Optimism surges through “Flipside,” the opening track on Jaleel Shaw’s second recording as a leader. Altoist Shaw and guitarist Lage Lund unfurl the complex extended line in unison, so tightly bound that they sound like a single instrument; then, as both melody and rhythm suspend, dissolve and re-congeal behind him, Shaw ascends into a speedy, probing solo. Drummer Johnathan Blake both impels him and lays down rich textures to enhance his ideas; pianist Robert Glasper’s variegated, two-handed attack conveys the jubilance of a call-and-response chorus as well as the determination of a single questing soul. Throughout, the players throw down daunting challenges to themselves and one another, and then joyously embark on the task of meeting and overcoming them.

“The Struggle,” more darkly hued, is nonetheless shot through with a similar affirmation. Joe Martin’s brooding bass intro sets the context for an intimate conversation among Glasper, Shaw and Lund, a multifaceted polyphony that eventually solidifies into a unison statement before loosening up again into an expansive aural landscape for a characteristically acerbic yet upward-arcing solo statement from Shaw. The mood alternates between introspection and ebullience-invoking both the song’s title and the title of the CD, it conveys the message that optimism is the result of meeting, and prevailing over, risk and uncertainty.

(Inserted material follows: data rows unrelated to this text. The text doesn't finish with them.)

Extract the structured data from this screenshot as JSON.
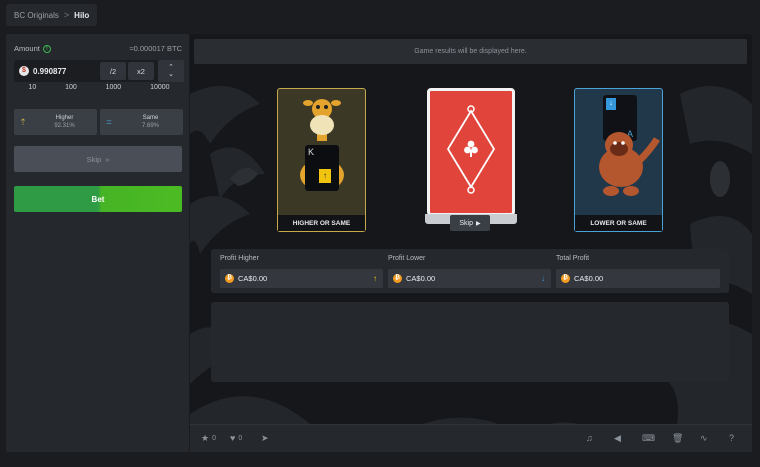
{
  "breadcrumb": {
    "parent": "BC Originals",
    "separator": ">",
    "current": "Hilo"
  },
  "bet_panel": {
    "amount_label": "Amount",
    "btc_equivalent": "≈0.000017 BTC",
    "amount_value": "0.990877",
    "coin_symbol": "$",
    "half_label": "/2",
    "double_label": "x2",
    "presets": [
      "10",
      "100",
      "1000",
      "10000"
    ],
    "higher": {
      "label": "Higher",
      "percent": "92.31%"
    },
    "same": {
      "label": "Same",
      "percent": "7.69%"
    },
    "skip_label": "Skip",
    "bet_label": "Bet"
  },
  "game": {
    "results_placeholder": "Game results will be displayed here.",
    "left_card": {
      "rank": "K",
      "caption": "HIGHER OR SAME"
    },
    "right_card": {
      "rank": "A",
      "caption": "LOWER OR SAME"
    },
    "center_skip_label": "Skip",
    "profits": [
      {
        "label": "Profit Higher",
        "value": "CA$0.00",
        "arrow": "↑",
        "arrow_color": "#f1c40f"
      },
      {
        "label": "Profit Lower",
        "value": "CA$0.00",
        "arrow": "↓",
        "arrow_color": "#3498db"
      },
      {
        "label": "Total Profit",
        "value": "CA$0.00"
      }
    ]
  },
  "bottom_bar": {
    "likes": "0",
    "hearts": "0"
  },
  "colors": {
    "bet_green": "#2f9c45",
    "bet_lime": "#4cbb23",
    "card_red": "#e0443b",
    "higher_gold": "#c8a94a",
    "lower_blue": "#4aa3d6"
  },
  "icons": [
    "info-icon",
    "coin-icon",
    "chevron-up-down-icon",
    "arrow-up-icon",
    "equals-icon",
    "double-chevron-right-icon",
    "clubs-icon",
    "star-icon",
    "heart-icon",
    "send-icon",
    "music-icon",
    "volume-icon",
    "keyboard-icon",
    "trash-icon",
    "chart-icon",
    "help-icon"
  ]
}
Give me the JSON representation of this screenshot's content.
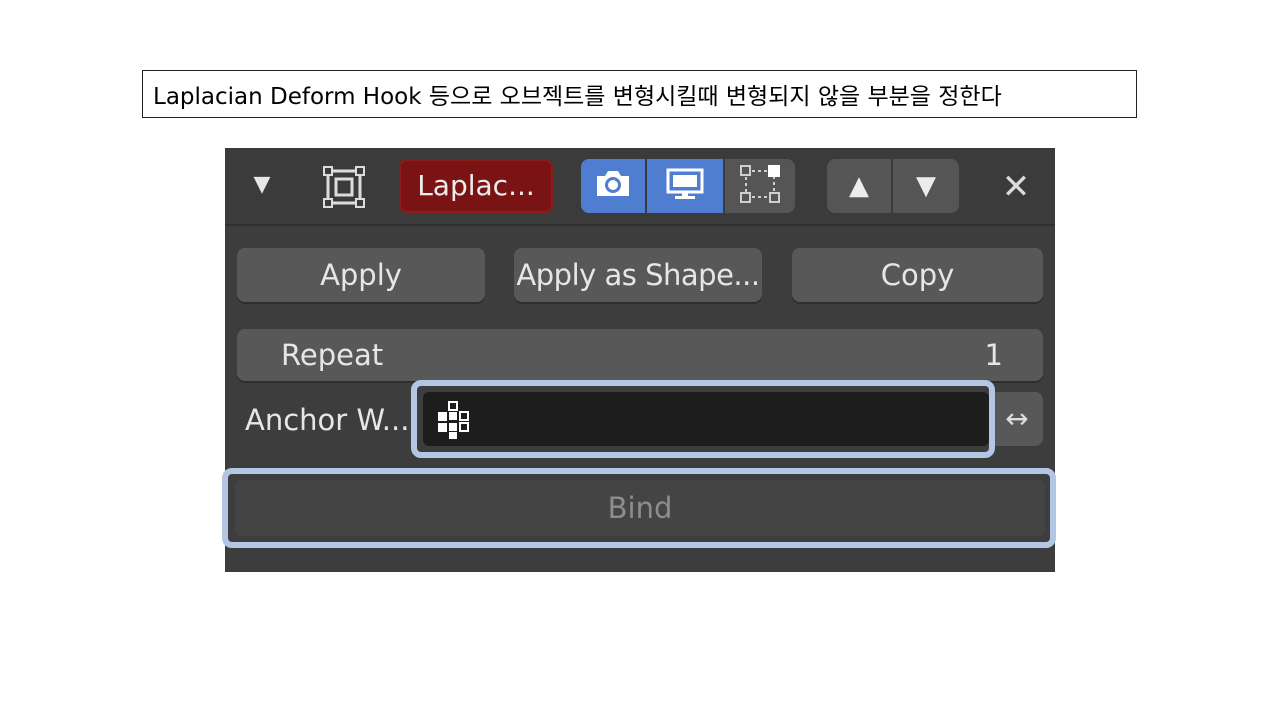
{
  "caption": "Laplacian Deform Hook 등으로 오브젝트를 변형시킬때 변형되지 않을 부분을 정한다",
  "modifier": {
    "collapse_glyph": "▼",
    "type_icon": "modifier-object-icon",
    "name": "Laplac...",
    "name_color": "#7a1313",
    "toggles": [
      {
        "icon": "camera-icon",
        "active": true
      },
      {
        "icon": "monitor-icon",
        "active": true
      },
      {
        "icon": "editmode-vertices-icon",
        "active": false
      }
    ],
    "accent": "#4f7ed1",
    "move_up": "▲",
    "move_down": "▼",
    "close": "✕"
  },
  "actions": {
    "apply": "Apply",
    "apply_shape": "Apply as Shape...",
    "copy": "Copy"
  },
  "repeat": {
    "label": "Repeat",
    "value": "1"
  },
  "anchor": {
    "label": "Anchor W...",
    "icon": "vertex-group-icon",
    "value": "",
    "invert_glyph": "↔"
  },
  "bind": {
    "label": "Bind"
  },
  "highlight_color": "#b3c6e3"
}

Elsewhere, though, that bracing spirit threatens to dissolve into feel-good clichés and neo-new age obscurantism. Offerings such as “Almost,” “Optilude” and “Flight” drift rather than soar. The title tune, despite drummer Blake’s gaily skipping rhythmic impetus, sounds directionless and uncertain; Shaw struggles to find a theme in the meandering melody line from which to forge new directions and ideas, and the timbral and dynamic limitations of Glasper’s Fender Rhodes impair his emotional range. “If I’m Lucky” employs various electronic embellishments-a programmed percussion track, a backward-looped guitar line-but never explores their sonic or aesthetic implications. It sounds like noodling, not experimentation.

In both its successes and its disappointments, this disc exemplifies the spirit implied by its title: optimism can empower us to make the difficult seem easy, but it’s neither honored nor achieved by taking the easy way out.